Instant light by flicking on a switch, instant coffee, instant TV dinners, instant visions through pills, plants or mushrooms - that’s what I want to get away from. To my thinking that’s part of the white “instant” culture.
(231) [Sitting Bull] liked to talk about the little white children in New York to whom he had given candy when he was in the Buffalo Bill show, saying that children were all alike, whether white or red, that people could get along if they kept a child’s mind.

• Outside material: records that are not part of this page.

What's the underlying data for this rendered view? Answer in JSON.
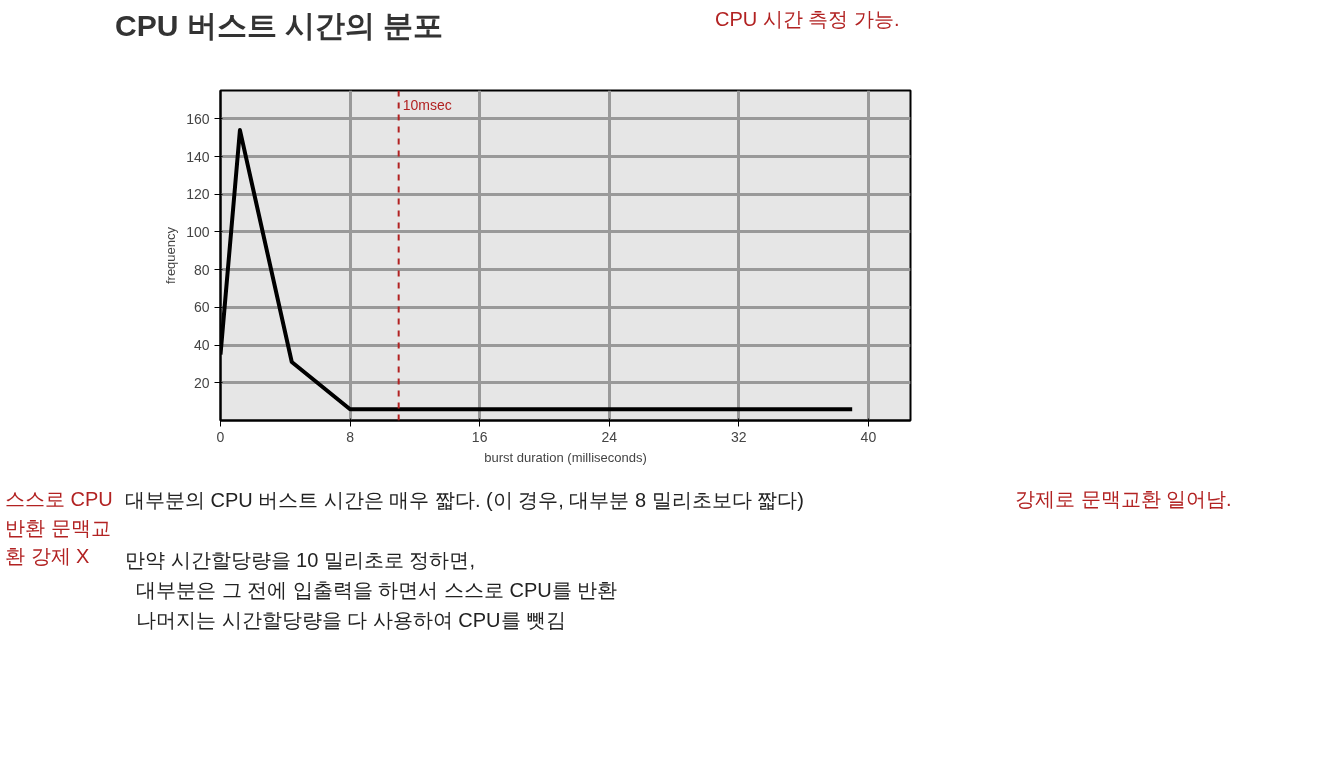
{
  "chart_data": {
    "type": "line",
    "title": "CPU 버스트 시간의 분포",
    "xlabel": "burst duration (milliseconds)",
    "ylabel": "frequency",
    "x": [
      0,
      1.2,
      4.4,
      8,
      39
    ],
    "series": [
      {
        "color": "#000000",
        "values": [
          35,
          154,
          31,
          6,
          6
        ]
      }
    ],
    "xlim": [
      0,
      42.6
    ],
    "ylim": [
      0,
      175
    ],
    "xticks": [
      0,
      8,
      16,
      24,
      32,
      40
    ],
    "yticks": [
      20,
      40,
      60,
      80,
      100,
      120,
      140,
      160
    ],
    "grid": true,
    "marker": "none",
    "line_style": "solid",
    "ref_lines": [
      {
        "axis": "x",
        "value": 11,
        "label": "10msec",
        "color": "#b22222",
        "line_style": "dashed"
      }
    ],
    "annotations": [
      "대부분의 CPU 버스트 시간은 매우 짧다. (이 경우, 대부분 8 밀리초보다 짧다)",
      "만약 시간할당량을 10 밀리초로 정하면,",
      "대부분은 그 전에 입출력을 하면서 스스로 CPU를 반환",
      "나머지는 시간할당량을 다 사용하여 CPU를 뺏김",
      "CPU 시간 측정 가능.",
      "스스로 CPU 반환 문맥교환 강제 X",
      "강제로 문맥교환 일어남."
    ]
  }
}
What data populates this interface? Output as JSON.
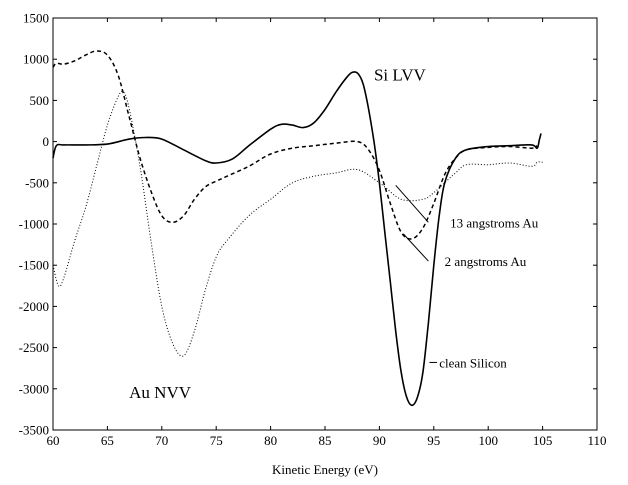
{
  "chart_data": {
    "type": "line",
    "xlabel": "Kinetic Energy (eV)",
    "ylabel": "",
    "xlim": [
      60,
      110
    ],
    "ylim": [
      -3500,
      1500
    ],
    "xticks": [
      60,
      65,
      70,
      75,
      80,
      85,
      90,
      95,
      100,
      105,
      110
    ],
    "yticks": [
      1500,
      1000,
      500,
      0,
      -500,
      -1000,
      -1500,
      -2000,
      -2500,
      -3000,
      -3500
    ],
    "grid": false,
    "series": [
      {
        "name": "clean Silicon",
        "style": "solid",
        "x": [
          60,
          60.3,
          61,
          63,
          65,
          67,
          68.5,
          70,
          72,
          74,
          75,
          76.5,
          78,
          80,
          81,
          82,
          83,
          84,
          85,
          86,
          87,
          87.5,
          88,
          88.5,
          89,
          89.5,
          90,
          90.5,
          91,
          91.5,
          92,
          92.5,
          93,
          93.5,
          94,
          94.5,
          95,
          95.5,
          96,
          97,
          98,
          100,
          102,
          104,
          104.5,
          104.7,
          104.85
        ],
        "y": [
          -200,
          -50,
          -40,
          -40,
          -30,
          30,
          50,
          30,
          -100,
          -230,
          -260,
          -210,
          -50,
          150,
          210,
          200,
          170,
          230,
          390,
          600,
          780,
          840,
          830,
          700,
          400,
          0,
          -500,
          -1100,
          -1700,
          -2300,
          -2800,
          -3100,
          -3200,
          -3100,
          -2800,
          -2200,
          -1500,
          -900,
          -500,
          -200,
          -100,
          -60,
          -50,
          -40,
          -80,
          20,
          100
        ]
      },
      {
        "name": "2 angstroms Au",
        "style": "dashed",
        "x": [
          60,
          60.3,
          61,
          62,
          63,
          64,
          65,
          66,
          67,
          68,
          69,
          70,
          71,
          72,
          73,
          74,
          75,
          76,
          78,
          80,
          82,
          84,
          86,
          88,
          89,
          90,
          91,
          92,
          93,
          94,
          95,
          96,
          97,
          98,
          100,
          102,
          104,
          104.5
        ],
        "y": [
          900,
          950,
          940,
          980,
          1050,
          1100,
          1050,
          800,
          300,
          -200,
          -600,
          -900,
          -980,
          -900,
          -700,
          -550,
          -480,
          -420,
          -300,
          -150,
          -80,
          -50,
          -20,
          0,
          -100,
          -350,
          -750,
          -1100,
          -1180,
          -1050,
          -750,
          -400,
          -200,
          -100,
          -70,
          -60,
          -80,
          -50
        ]
      },
      {
        "name": "13 angstroms Au",
        "style": "dotted",
        "x": [
          60,
          60.5,
          61,
          62,
          63,
          64,
          65,
          66,
          66.5,
          67,
          68,
          69,
          70,
          71,
          72,
          73,
          74,
          75,
          76,
          78,
          80,
          82,
          84,
          86,
          88,
          90,
          92,
          94,
          95,
          96,
          97,
          98,
          100,
          102,
          104,
          104.5,
          105
        ],
        "y": [
          -1500,
          -1750,
          -1650,
          -1200,
          -800,
          -300,
          200,
          550,
          600,
          400,
          -300,
          -1200,
          -2000,
          -2450,
          -2600,
          -2300,
          -1800,
          -1400,
          -1200,
          -900,
          -700,
          -500,
          -420,
          -380,
          -340,
          -500,
          -700,
          -700,
          -620,
          -500,
          -380,
          -280,
          -280,
          -260,
          -300,
          -250,
          -250
        ]
      }
    ],
    "annotations": [
      {
        "text": "Si LVV",
        "x": 89.5,
        "y": 800
      },
      {
        "text": "Au NVV",
        "x": 67,
        "y": -3050
      },
      {
        "text": "13 angstroms Au",
        "x": 96.5,
        "y": -980
      },
      {
        "text": "2 angstroms Au",
        "x": 96,
        "y": -1450
      },
      {
        "text": "clean Silicon",
        "x": 95.5,
        "y": -2680
      }
    ],
    "leaders": [
      {
        "label": "13 angstroms Au",
        "from": [
          94.5,
          -980
        ],
        "to": [
          91.5,
          -530
        ]
      },
      {
        "label": "2 angstroms Au",
        "from": [
          94.5,
          -1450
        ],
        "to": [
          92.2,
          -1120
        ]
      },
      {
        "label": "clean Silicon",
        "from": [
          95.3,
          -2680
        ],
        "to": [
          94.6,
          -2680
        ]
      }
    ]
  }
}
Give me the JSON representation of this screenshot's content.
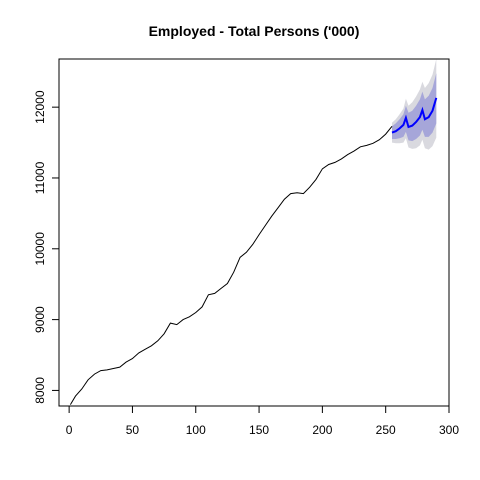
{
  "chart_data": {
    "type": "line",
    "title": "Employed - Total Persons ('000)",
    "xlabel": "",
    "ylabel": "",
    "xlim": [
      -8,
      300
    ],
    "ylim": [
      7780,
      12680
    ],
    "x_ticks": [
      0,
      50,
      100,
      150,
      200,
      250,
      300
    ],
    "y_ticks": [
      8000,
      9000,
      10000,
      11000,
      12000
    ],
    "grid": false,
    "legend": "none",
    "colors": {
      "history": "#000000",
      "forecast": "#0000ff",
      "band_80": "#a6a6d9",
      "band_95": "#d9d9df"
    },
    "series": [
      {
        "role": "history",
        "points": [
          [
            1,
            7800
          ],
          [
            5,
            7920
          ],
          [
            10,
            8020
          ],
          [
            15,
            8150
          ],
          [
            20,
            8230
          ],
          [
            25,
            8280
          ],
          [
            30,
            8290
          ],
          [
            35,
            8310
          ],
          [
            40,
            8330
          ],
          [
            45,
            8400
          ],
          [
            50,
            8450
          ],
          [
            55,
            8530
          ],
          [
            60,
            8580
          ],
          [
            65,
            8630
          ],
          [
            70,
            8700
          ],
          [
            75,
            8800
          ],
          [
            80,
            8950
          ],
          [
            85,
            8930
          ],
          [
            90,
            9000
          ],
          [
            95,
            9040
          ],
          [
            100,
            9100
          ],
          [
            105,
            9180
          ],
          [
            110,
            9350
          ],
          [
            115,
            9370
          ],
          [
            120,
            9440
          ],
          [
            125,
            9510
          ],
          [
            130,
            9670
          ],
          [
            135,
            9880
          ],
          [
            140,
            9950
          ],
          [
            145,
            10060
          ],
          [
            150,
            10200
          ],
          [
            155,
            10330
          ],
          [
            160,
            10460
          ],
          [
            165,
            10580
          ],
          [
            170,
            10700
          ],
          [
            175,
            10780
          ],
          [
            180,
            10790
          ],
          [
            185,
            10780
          ],
          [
            190,
            10870
          ],
          [
            195,
            10980
          ],
          [
            200,
            11130
          ],
          [
            205,
            11190
          ],
          [
            210,
            11220
          ],
          [
            215,
            11270
          ],
          [
            220,
            11330
          ],
          [
            225,
            11380
          ],
          [
            230,
            11440
          ],
          [
            235,
            11460
          ],
          [
            240,
            11490
          ],
          [
            245,
            11540
          ],
          [
            250,
            11620
          ],
          [
            255,
            11730
          ]
        ]
      },
      {
        "role": "forecast",
        "points": [
          [
            255,
            11640
          ],
          [
            258,
            11660
          ],
          [
            261,
            11700
          ],
          [
            264,
            11750
          ],
          [
            266,
            11850
          ],
          [
            268,
            11720
          ],
          [
            271,
            11740
          ],
          [
            274,
            11790
          ],
          [
            277,
            11860
          ],
          [
            279,
            11960
          ],
          [
            281,
            11830
          ],
          [
            284,
            11860
          ],
          [
            287,
            11950
          ],
          [
            290,
            12130
          ]
        ],
        "band_80": {
          "lower": [
            11550,
            11550,
            11560,
            11580,
            11650,
            11530,
            11520,
            11550,
            11600,
            11680,
            11580,
            11580,
            11640,
            11770
          ],
          "upper": [
            11730,
            11770,
            11830,
            11900,
            12020,
            11920,
            11950,
            12020,
            12110,
            12220,
            12110,
            12160,
            12270,
            12480
          ]
        },
        "band_95": {
          "lower": [
            11500,
            11490,
            11490,
            11500,
            11560,
            11430,
            11410,
            11420,
            11460,
            11540,
            11420,
            11400,
            11450,
            11570
          ],
          "upper": [
            11780,
            11830,
            11900,
            11980,
            12120,
            12020,
            12070,
            12150,
            12250,
            12360,
            12270,
            12340,
            12460,
            12680
          ]
        }
      }
    ]
  }
}
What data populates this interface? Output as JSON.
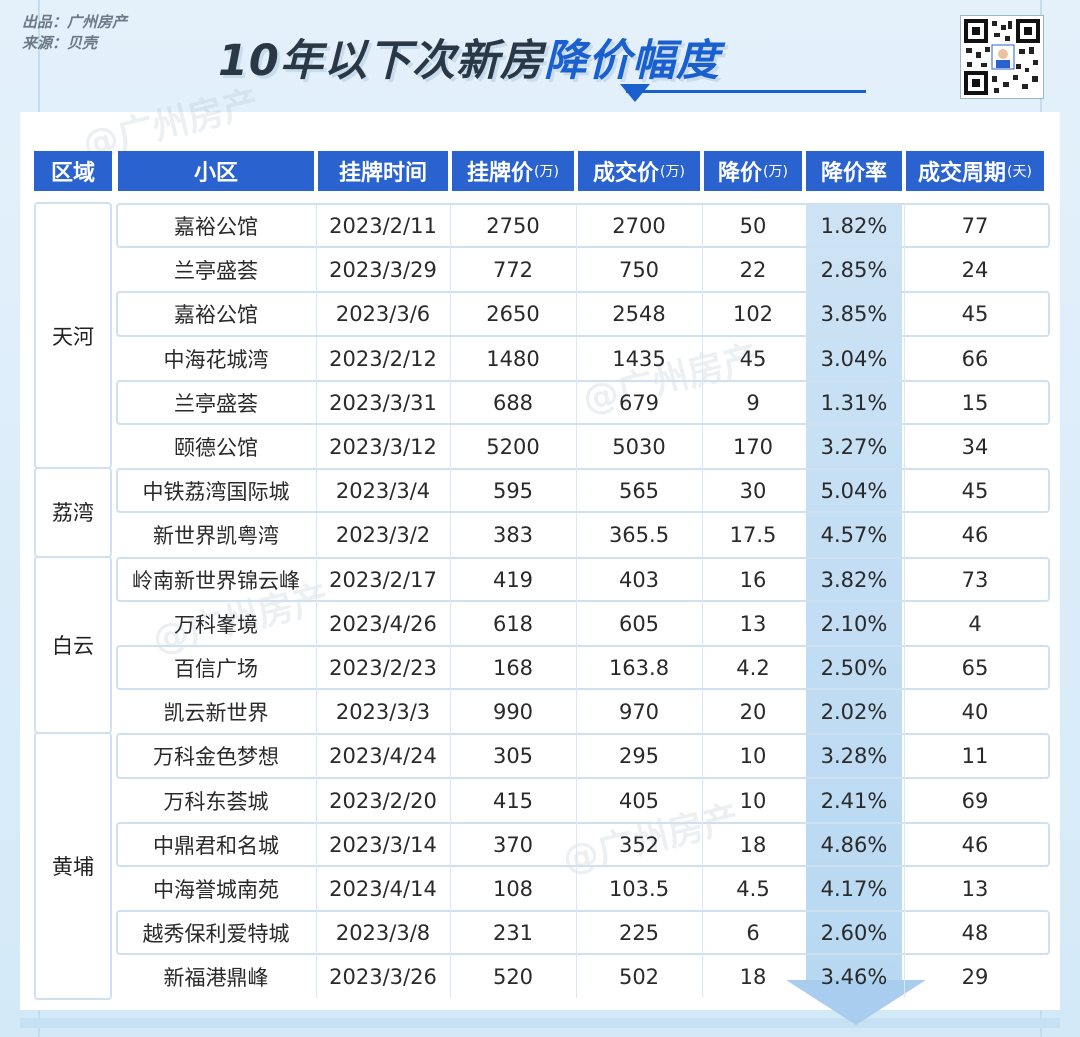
{
  "credits": {
    "publisher_label": "出品：",
    "publisher": "广州房产",
    "source_label": "来源：",
    "source": "贝壳"
  },
  "title": {
    "part1": "10年以下次新房",
    "part2": "降价幅度"
  },
  "watermark": "@广州房产",
  "headers": [
    {
      "text": "区域",
      "unit": ""
    },
    {
      "text": "小区",
      "unit": ""
    },
    {
      "text": "挂牌时间",
      "unit": ""
    },
    {
      "text": "挂牌价",
      "unit": "(万)"
    },
    {
      "text": "成交价",
      "unit": "(万)"
    },
    {
      "text": "降价",
      "unit": "(万)"
    },
    {
      "text": "降价率",
      "unit": ""
    },
    {
      "text": "成交周期",
      "unit": "(天)"
    }
  ],
  "districts": [
    {
      "name": "天河",
      "rows": 6
    },
    {
      "name": "荔湾",
      "rows": 2
    },
    {
      "name": "白云",
      "rows": 4
    },
    {
      "name": "黄埔",
      "rows": 6
    }
  ],
  "rows": [
    [
      "嘉裕公馆",
      "2023/2/11",
      "2750",
      "2700",
      "50",
      "1.82%",
      "77"
    ],
    [
      "兰亭盛荟",
      "2023/3/29",
      "772",
      "750",
      "22",
      "2.85%",
      "24"
    ],
    [
      "嘉裕公馆",
      "2023/3/6",
      "2650",
      "2548",
      "102",
      "3.85%",
      "45"
    ],
    [
      "中海花城湾",
      "2023/2/12",
      "1480",
      "1435",
      "45",
      "3.04%",
      "66"
    ],
    [
      "兰亭盛荟",
      "2023/3/31",
      "688",
      "679",
      "9",
      "1.31%",
      "15"
    ],
    [
      "颐德公馆",
      "2023/3/12",
      "5200",
      "5030",
      "170",
      "3.27%",
      "34"
    ],
    [
      "中铁荔湾国际城",
      "2023/3/4",
      "595",
      "565",
      "30",
      "5.04%",
      "45"
    ],
    [
      "新世界凯粤湾",
      "2023/3/2",
      "383",
      "365.5",
      "17.5",
      "4.57%",
      "46"
    ],
    [
      "岭南新世界锦云峰",
      "2023/2/17",
      "419",
      "403",
      "16",
      "3.82%",
      "73"
    ],
    [
      "万科峯境",
      "2023/4/26",
      "618",
      "605",
      "13",
      "2.10%",
      "4"
    ],
    [
      "百信广场",
      "2023/2/23",
      "168",
      "163.8",
      "4.2",
      "2.50%",
      "65"
    ],
    [
      "凯云新世界",
      "2023/3/3",
      "990",
      "970",
      "20",
      "2.02%",
      "40"
    ],
    [
      "万科金色梦想",
      "2023/4/24",
      "305",
      "295",
      "10",
      "3.28%",
      "11"
    ],
    [
      "万科东荟城",
      "2023/2/20",
      "415",
      "405",
      "10",
      "2.41%",
      "69"
    ],
    [
      "中鼎君和名城",
      "2023/3/14",
      "370",
      "352",
      "18",
      "4.86%",
      "46"
    ],
    [
      "中海誉城南苑",
      "2023/4/14",
      "108",
      "103.5",
      "4.5",
      "4.17%",
      "13"
    ],
    [
      "越秀保利爱特城",
      "2023/3/8",
      "231",
      "225",
      "6",
      "2.60%",
      "48"
    ],
    [
      "新福港鼎峰",
      "2023/3/26",
      "520",
      "502",
      "18",
      "3.46%",
      "29"
    ]
  ],
  "colors": {
    "header_bg": "#2a62cf",
    "title_highlight": "#1a5fd0",
    "rate_column_bg": "#c4def4"
  }
}
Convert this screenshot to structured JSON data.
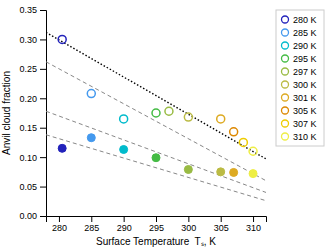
{
  "chart_data": {
    "type": "scatter",
    "xlabel": "Surface Temperature  Tₛ, K",
    "ylabel": "Anvil cloud fraction",
    "xlim": [
      278,
      312
    ],
    "ylim": [
      0,
      0.35
    ],
    "xticks": [
      280,
      285,
      290,
      295,
      300,
      305,
      310
    ],
    "yticks": [
      {
        "value": 0,
        "label": "0.00"
      },
      0.05,
      {
        "value": 0.1,
        "label": "0.10"
      },
      0.15,
      {
        "value": 0.2,
        "label": "0.20"
      },
      0.25,
      {
        "value": 0.3,
        "label": "0.30"
      },
      0.35
    ],
    "legend": "right",
    "series": [
      {
        "name": "280 K",
        "type": "scatter",
        "marker": "open-circle",
        "color": "#2222bb",
        "x": [
          280.5
        ],
        "values": [
          0.3
        ]
      },
      {
        "name": "285 K",
        "type": "scatter",
        "marker": "open-circle",
        "color": "#4499ee",
        "x": [
          285
        ],
        "values": [
          0.208
        ]
      },
      {
        "name": "290 K",
        "type": "scatter",
        "marker": "open-circle",
        "color": "#00bbcc",
        "x": [
          290
        ],
        "values": [
          0.165
        ]
      },
      {
        "name": "295 K",
        "type": "scatter",
        "marker": "open-circle",
        "color": "#44bb44",
        "x": [
          295
        ],
        "values": [
          0.175
        ]
      },
      {
        "name": "297 K",
        "type": "scatter",
        "marker": "open-circle",
        "color": "#99bb44",
        "x": [
          297
        ],
        "values": [
          0.178
        ]
      },
      {
        "name": "300 K",
        "type": "scatter",
        "marker": "open-circle",
        "color": "#bbbb44",
        "x": [
          300
        ],
        "values": [
          0.168
        ]
      },
      {
        "name": "301 K",
        "type": "scatter",
        "marker": "open-circle",
        "color": "#ddaa22",
        "x": [
          305
        ],
        "values": [
          0.165
        ]
      },
      {
        "name": "305 K",
        "type": "scatter",
        "marker": "open-circle",
        "color": "#dd8800",
        "x": [
          307
        ],
        "values": [
          0.143
        ]
      },
      {
        "name": "307 K",
        "type": "scatter",
        "marker": "open-circle",
        "color": "#eecc00",
        "x": [
          308.5
        ],
        "values": [
          0.125
        ]
      },
      {
        "name": "310 K",
        "type": "scatter",
        "marker": "open-circle",
        "color": "#eeee44",
        "x": [
          310
        ],
        "values": [
          0.11
        ]
      },
      {
        "type": "scatter",
        "marker": "filled-circle",
        "colors": [
          "#2222bb",
          "#4499ee",
          "#00bbcc",
          "#44bb44",
          "#99bb44",
          "#bbbb44",
          "#ddaa22",
          "#eeee44"
        ],
        "x": [
          280.5,
          285,
          290,
          295,
          300,
          305,
          307,
          310
        ],
        "values": [
          0.115,
          0.133,
          0.113,
          0.099,
          0.079,
          0.075,
          0.074,
          0.072
        ]
      },
      {
        "type": "line",
        "line_style": "dotted",
        "color": "#000000",
        "x": [
          278,
          312
        ],
        "values": [
          0.312,
          0.097
        ]
      },
      {
        "type": "line",
        "line_style": "dashed",
        "color": "#888888",
        "x": [
          278,
          312
        ],
        "values": [
          0.262,
          0.06
        ]
      },
      {
        "type": "line",
        "line_style": "dashed",
        "color": "#888888",
        "x": [
          278,
          312
        ],
        "values": [
          0.178,
          0.04
        ]
      },
      {
        "type": "line",
        "line_style": "dashed",
        "color": "#888888",
        "x": [
          278,
          312
        ],
        "values": [
          0.138,
          0.026
        ]
      }
    ]
  }
}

(252) ..desire has killed many…If this earth should ever be destroyed, it will be by desire, by the lust of pleasure and self-gratification, by greed for the green frog skin, by people who are mindful only of their own self, forgetting about the wants of others.
- the Four Noble Truths
- “the lust for possessions is a disease among them” Sitting Bull
Epilogue (R Erdoes)
(277) I think it was a sense of being completely swallowed up by nature that gave the prairie its powerful attraction. There is nothing like it in all of Europe. Even high up on a Swiss glacier one is still conscious of the toy villages below, the carefully groomed landscape of multicolored fields, the far away ringing of a church bell. It is all very beautiful, but it does not convey the prairie’ssense of liberation, of losing oneself, of utmost escape. I believe, with the Indians, that a landscape influences and forms the people living on it and that one cannot understand them and make friends with them without also understanding, and making friends with, the earth from which they came.